Is there a way to get a handrawn look for the grid?
JulianDracos
Mapmaker
I have been looking at some dungeon maps. They look like they are done in the OSR dungeon style. At fist I thought it was flooring because the grid only shows up on the walkable parts, but the lines match up too well Any thoughts on how to do this?
Best Answer
-
Monsen Administrator 🖼️ 81 images Cartographer
Do you have the 2020 annual? Dyson Logos style "Inked Dungeons" appeared in the April 2020 Issue. Here the floor grid is made using a scalable hatching made up of polygons to be able to create variable width "lines" that look handdrawn.
Answers
Do you have the 2020 annual? Dyson Logos style "Inked Dungeons" appeared in the April 2020 Issue. Here the floor grid is made using a scalable hatching made up of polygons to be able to create variable width "lines" that look handdrawn.
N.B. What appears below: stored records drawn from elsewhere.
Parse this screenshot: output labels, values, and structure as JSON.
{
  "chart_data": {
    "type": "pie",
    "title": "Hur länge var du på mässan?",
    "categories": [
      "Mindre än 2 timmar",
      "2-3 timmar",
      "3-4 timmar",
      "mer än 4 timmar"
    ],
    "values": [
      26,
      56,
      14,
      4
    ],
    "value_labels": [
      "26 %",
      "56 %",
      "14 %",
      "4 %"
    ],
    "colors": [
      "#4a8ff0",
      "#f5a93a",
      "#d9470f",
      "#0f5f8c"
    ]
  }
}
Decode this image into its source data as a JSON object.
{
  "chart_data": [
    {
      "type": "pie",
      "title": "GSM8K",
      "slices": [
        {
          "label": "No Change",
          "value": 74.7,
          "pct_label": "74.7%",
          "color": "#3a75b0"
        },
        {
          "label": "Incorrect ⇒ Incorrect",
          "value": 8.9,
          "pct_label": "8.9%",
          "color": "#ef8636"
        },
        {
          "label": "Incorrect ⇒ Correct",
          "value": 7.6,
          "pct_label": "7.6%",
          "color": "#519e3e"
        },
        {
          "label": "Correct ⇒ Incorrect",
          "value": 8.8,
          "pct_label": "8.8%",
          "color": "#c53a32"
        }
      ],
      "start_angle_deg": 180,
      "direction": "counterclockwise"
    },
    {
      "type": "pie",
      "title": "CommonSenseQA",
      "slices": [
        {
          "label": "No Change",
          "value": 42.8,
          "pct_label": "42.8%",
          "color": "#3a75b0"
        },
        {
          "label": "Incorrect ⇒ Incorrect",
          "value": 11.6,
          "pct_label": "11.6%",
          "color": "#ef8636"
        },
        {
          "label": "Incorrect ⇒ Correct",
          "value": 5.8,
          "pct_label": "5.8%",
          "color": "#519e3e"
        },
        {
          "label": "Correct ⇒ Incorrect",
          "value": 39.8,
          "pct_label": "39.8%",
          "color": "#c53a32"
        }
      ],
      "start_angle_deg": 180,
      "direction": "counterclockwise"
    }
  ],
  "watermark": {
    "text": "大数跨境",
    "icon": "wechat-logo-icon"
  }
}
Nope, I do not own it. Although I am looking to buy one more expansion so maybe I will get this.
BTW, is there a way to make the grid viewable only on certain sections?
You can use a touch of displacement effect to get the lines to look more wiggly. A carefully-crafted color key effect (basically just splotches of the kill color on a transparent background) can be used to make the lines look a little more broken-up first. The example below has a box filled with such a carefully-crafted fill pattern on the left that's then used with a color key effect on that sheet to get the effect on the right (everything on the GRID sheet, of course). Note that it also works to do interesting things to the text.
And the fill pattern, in case you want to try such a thing:
How did you generate the pattern @jslayton ? Be useful to have a variety of these for different "aging" tasks.
I made a small image in photoshop (64x64), added uniform noise, scaled the image size up by 2x to 128x128, and continued until I had a nice fractal noise of 512x512. I adjusted levels until it was a two-color image, multiplied by magenta (ff00ff), and deleted off the black things to get the transparent part.
The trick works with any pattern you like such as stippling or striping, which allows removing bits of arbitrary geometry.